Dans notre obsession brit-pop (avec laquelle on vit et survit depuis 25 ans maintenant, soit l’âge du premier album du groupe de Norwich) The Charlatans doit être l’un des seuls groupes encore en activité qui n’a jamais déclenché chez nous un sentiment de nécessité, ni de véritable passion.
Tim Burgess a pourtant toujours représenté une certaine idée du cool et de la pop. L’homme est attachant et le parcours du groupe n’a rien de déshonorant, si l’on prend en compte le fait que le groupe aura connu le succès puis un relatif anonymat, avant de revenir par la petite porte et de se refaire une belle santé, comme le prouve son nouvel album, Modern Nature. Tim Burgess, qu’on a apprécié aussi en solo à deux reprises (mais pas véritablement aimé) n’a jamais eu la radicalité d’un Shaun Ryder, l’énergie vitale et rebelle d’un Bobby Gillespie, le charisme de Ian Brown, la finesse mélodique d’un Noel Gallagher ou l’ampleur poétique d’un Jarvis Cocker. Il n’aura jamais eu non plus ce supplément d’âme (et de coupe de cheveux, encore que…) qu’on conférait aux Inspiral Carpets, eux que le succès avait soigneusement évité et qu’on pouvait encore garder au secret.
Il est possible qu’on se soit montré injuste envers le groupe, à moins que celui-ci ne se soit paradoxalement modifié au contact de ses éclipses et des épreuves traversées ces dernières années. Modern Nature est un album gai et joyeux, paradoxalement né en réaction au drame qu’a été la disparition suite à un cancer du cerveau du batteur Jon Brookes. Burgess a enfermé ceux qui restaient en studio avec le but de continuer à vivre, de retrouver la joie de jouer ensemble et de célébrer l’air du temps. Pour remplacer le disparu, le chanteur leader a utilisé son carnet d’adresses et enrôlé pour la frappe des jokers de luxe venus de The Verve, New Order ou Factory Floor et globalement connus pour leur précision et leur absence de sueur au front. Avec ces gars aux baguettes, et un orgue Hammond remis au premier plan, le son de The Charlatans fleure bon le psychédélisme des années 90 et la pop désuète mais inspire une immédiate sympathie. La musique garde une délicate lourdeur en basse, très Madchester dans l’esprit, mais résiduelle et aussi pétrie de soleil, de lumière et de sourires portés. On pense assez vite à The Stone Roses avec des morceaux up tempo aux titres, paroles et mélodies engageants comme Let the Good Times Never Be Ending et ses harmonies vocales angéliques ou Come Home Baby, mais aussi à des groupes plus légers et follement insouciants comme The Thrills.

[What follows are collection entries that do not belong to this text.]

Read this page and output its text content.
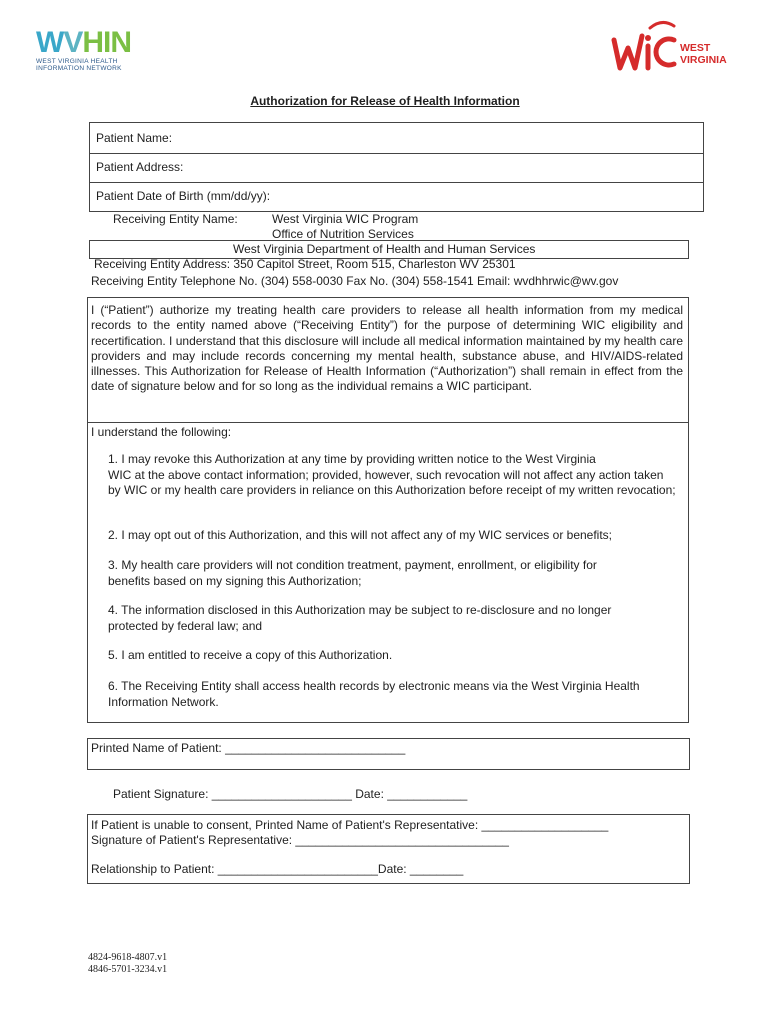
WVHIN
WEST VIRGINIA HEALTH
INFORMATION NETWORK
WEST VIRGINIA
Authorization for Release of Health Information
Patient Name:
Patient Address:
Patient Date of Birth (mm/dd/yy):
Receiving Entity Name:	West Virginia WIC Program
Office of Nutrition Services
West Virginia Department of Health and Human Services
Receiving Entity Address: 350 Capitol Street, Room 515, Charleston WV 25301
Receiving Entity Telephone No. (304) 558-0030 Fax No. (304) 558-1541 Email: wvdhhrwic@wv.gov
I (“Patient”) authorize my treating health care providers to release all health information from my medical records to the entity named above (“Receiving Entity”) for the purpose of determining WIC eligibility and recertification. I understand that this disclosure will include all medical information maintained by my health care providers and may include records concerning my mental health, substance abuse, and HIV/AIDS-related illnesses. This Authorization for Release of Health Information (“Authorization”) shall remain in effect from the date of signature below and for so long as the individual remains a WIC participant.
I understand the following:
1. I may revoke this Authorization at any time by providing written notice to the West Virginia
WIC at the above contact information; provided, however, such revocation will not affect any action taken by WIC or my health care providers in reliance on this Authorization before receipt of my written revocation;
2. I may opt out of this Authorization, and this will not affect any of my WIC services or benefits;
3. My health care providers will not condition treatment, payment, enrollment, or eligibility for
benefits based on my signing this Authorization;
4. The information disclosed in this Authorization may be subject to re-disclosure and no longer
protected by federal law; and
5. I am entitled to receive a copy of this Authorization.
6. The Receiving Entity shall access health records by electronic means via the West Virginia Health
Information Network.
Printed Name of Patient: ___________________________
Patient Signature: _____________________ Date: ____________
If Patient is unable to consent, Printed Name of Patient's Representative: ___________________
Signature of Patient's Representative: ________________________________
Relationship to Patient: ________________________Date: ________
4824-9618-4807.v1
4846-5701-3234.v1
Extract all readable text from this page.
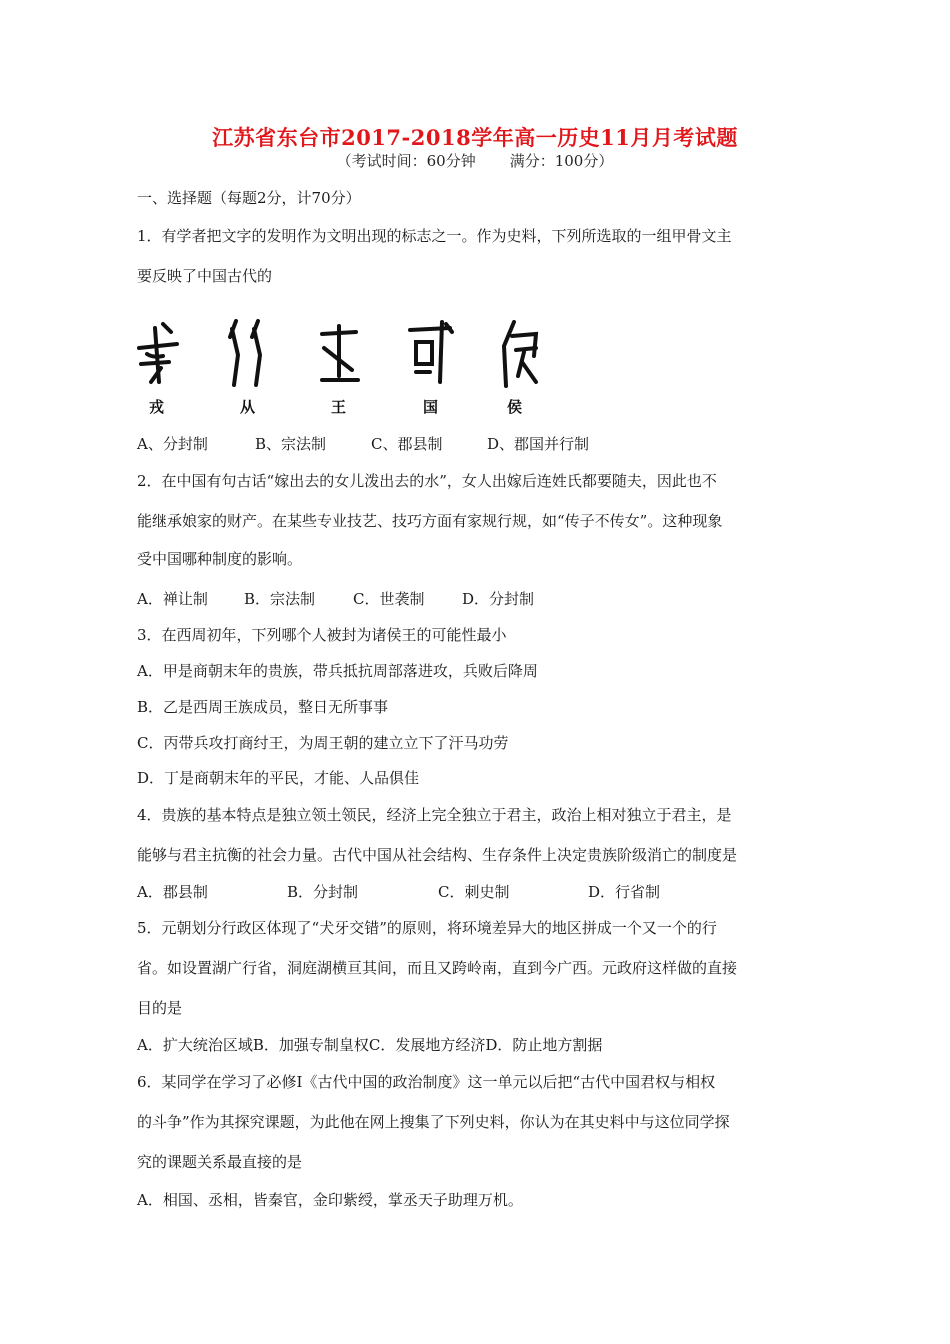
江苏省东台市2017-2018学年高一历史11月月考试题
（考试时间：60分钟 满分：100分）
一、选择题（每题2分，计70分）
1．有学者把文字的发明作为文明出现的标志之一。作为史料，下列所选取的一组甲骨文主
要反映了中国古代的
戎	从	王	国	侯
A、分封制	B、宗法制	C、郡县制	D、郡国并行制
2．在中国有句古话“嫁出去的女儿泼出去的水”，女人出嫁后连姓氏都要随夫，因此也不
能继承娘家的财产。在某些专业技艺、技巧方面有家规行规，如“传子不传女”。这种现象
受中国哪种制度的影响。
A．禅让制 B．宗法制	C．世袭制	D．分封制
3．在西周初年，下列哪个人被封为诸侯王的可能性最小
A．甲是商朝末年的贵族，带兵抵抗周部落进攻，兵败后降周
B．乙是西周王族成员，整日无所事事
C．丙带兵攻打商纣王，为周王朝的建立立下了汗马功劳
D．丁是商朝末年的平民，才能、人品俱佳
4．贵族的基本特点是独立领土领民，经济上完全独立于君主，政治上相对独立于君主，是
能够与君主抗衡的社会力量。古代中国从社会结构、生存条件上决定贵族阶级消亡的制度是
A．郡县制	B．分封制	C．刺史制	D．行省制
5．元朝划分行政区体现了“犬牙交错”的原则，将环境差异大的地区拼成一个又一个的行
省。如设置湖广行省，洞庭湖横亘其间，而且又跨岭南，直到今广西。元政府这样做的直接
目的是
A．扩大统治区域B．加强专制皇权C．发展地方经济D．防止地方割据
6．某同学在学习了必修Ⅰ《古代中国的政治制度》这一单元以后把“古代中国君权与相权
的斗争”作为其探究课题，为此他在网上搜集了下列史料，你认为在其史料中与这位同学探
究的课题关系最直接的是
A．相国、丞相，皆秦官，金印紫绶，掌丞天子助理万机。
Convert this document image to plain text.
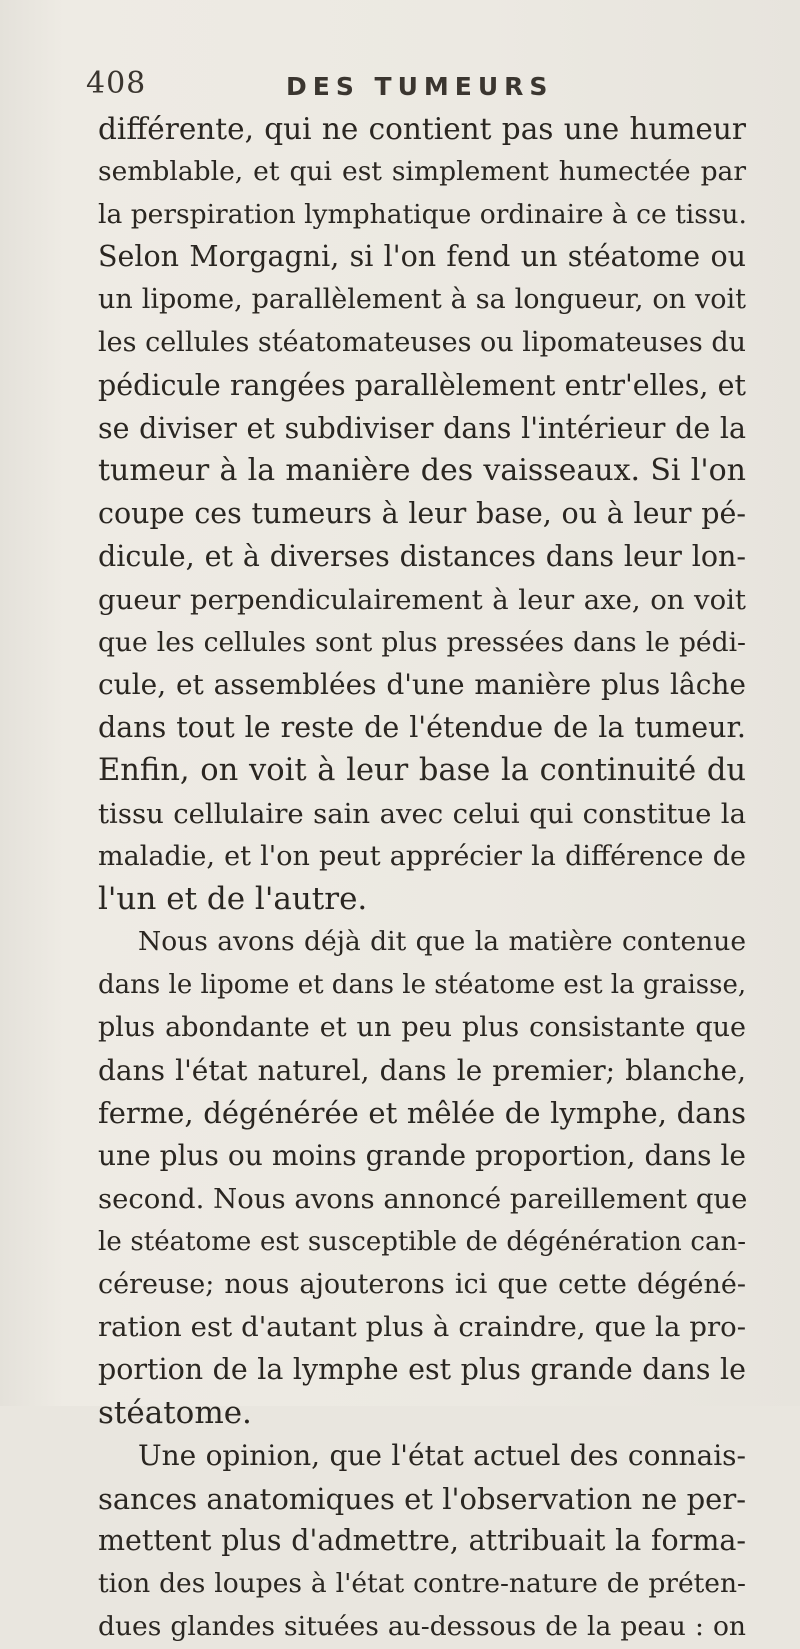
408	DES TUMEURS
différente, qui ne contient pas une humeur
semblable, et qui est simplement humectée par
la perspiration lymphatique ordinaire à ce tissu.
Selon Morgagni, si l'on fend un stéatome ou
un lipome, parallèlement à sa longueur, on voit
les cellules stéatomateuses ou lipomateuses du
pédicule rangées parallèlement entr'elles, et
se diviser et subdiviser dans l'intérieur de la
tumeur à la manière des vaisseaux. Si l'on
coupe ces tumeurs à leur base, ou à leur pé-
dicule, et à diverses distances dans leur lon-
gueur perpendiculairement à leur axe, on voit
que les cellules sont plus pressées dans le pédi-
cule, et assemblées d'une manière plus lâche
dans tout le reste de l'étendue de la tumeur.
Enfin, on voit à leur base la continuité du
tissu cellulaire sain avec celui qui constitue la
maladie, et l'on peut apprécier la différence de
l'un et de l'autre.
Nous avons déjà dit que la matière contenue
dans le lipome et dans le stéatome est la graisse,
plus abondante et un peu plus consistante que
dans l'état naturel, dans le premier; blanche,
ferme, dégénérée et mêlée de lymphe, dans
une plus ou moins grande proportion, dans le
second. Nous avons annoncé pareillement que
le stéatome est susceptible de dégénération can-
céreuse; nous ajouterons ici que cette dégéné-
ration est d'autant plus à craindre, que la pro-
portion de la lymphe est plus grande dans le
stéatome.
Une opinion, que l'état actuel des connais-
sances anatomiques et l'observation ne per-
mettent plus d'admettre, attribuait la forma-
tion des loupes à l'état contre-nature de préten-
dues glandes situées au-dessous de la peau : on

Il n’est pas certain qu’on ait connu jamais The Charlatans à ce degré de super-superficialité pop (un compliment) et avec cette capacité à élever le débat. Les harmonies pétillent et la voix de Burgess est tout simplement divine et sans âge. On se demande comment le chanteur a réussi à traverser les décennies (et les excès) sans que ses cordes vocales n’en pâtissent et ne se patinent. Il fait un boulot formidable sur le magnifique Keep Enough, notre morceau préféré et aussi le plus triste. Car un album radieux n’est jamais rien sans la peine et la mélancolie qui l’accompagnent. Modern Nature est à cet égard est un excellent compromis d’émotion avec quelques belles balades et plaintes qui donnent de la profondeur aux morceaux les plus légers. Emilie résume à sa manière la ligne claire empruntée par le groupe avec son titre féminin et son mélange sucré salé qui évoque pêle-mêle Simon And Garfunkel, The Beatles et la surf music des années 60. Ce morceau est d’une telle perfection qu’on a l’impression de l’avoir déjà entendu mille fois avant. Et on pourrait en dire autant de Talking in Tones. A y réfléchir, c’est probablement cette pureté d’intention et d’exécution qui empêche le songwriting de Tim Burgess d’en imposer. So Oh démarre comme un morceau des Pet Shop Boys et s’éteint comme la bande son d’une jeunesse éternelle et qu’on ne voit pas passer.
Modern Nature est une réussite incontestable et une splendide collection de chansons qu’on s’échangera sûrement en 2034 dans la cour des écoles de pop music… si tant est que quelqu’un se souvienne qu’il a jamais existé.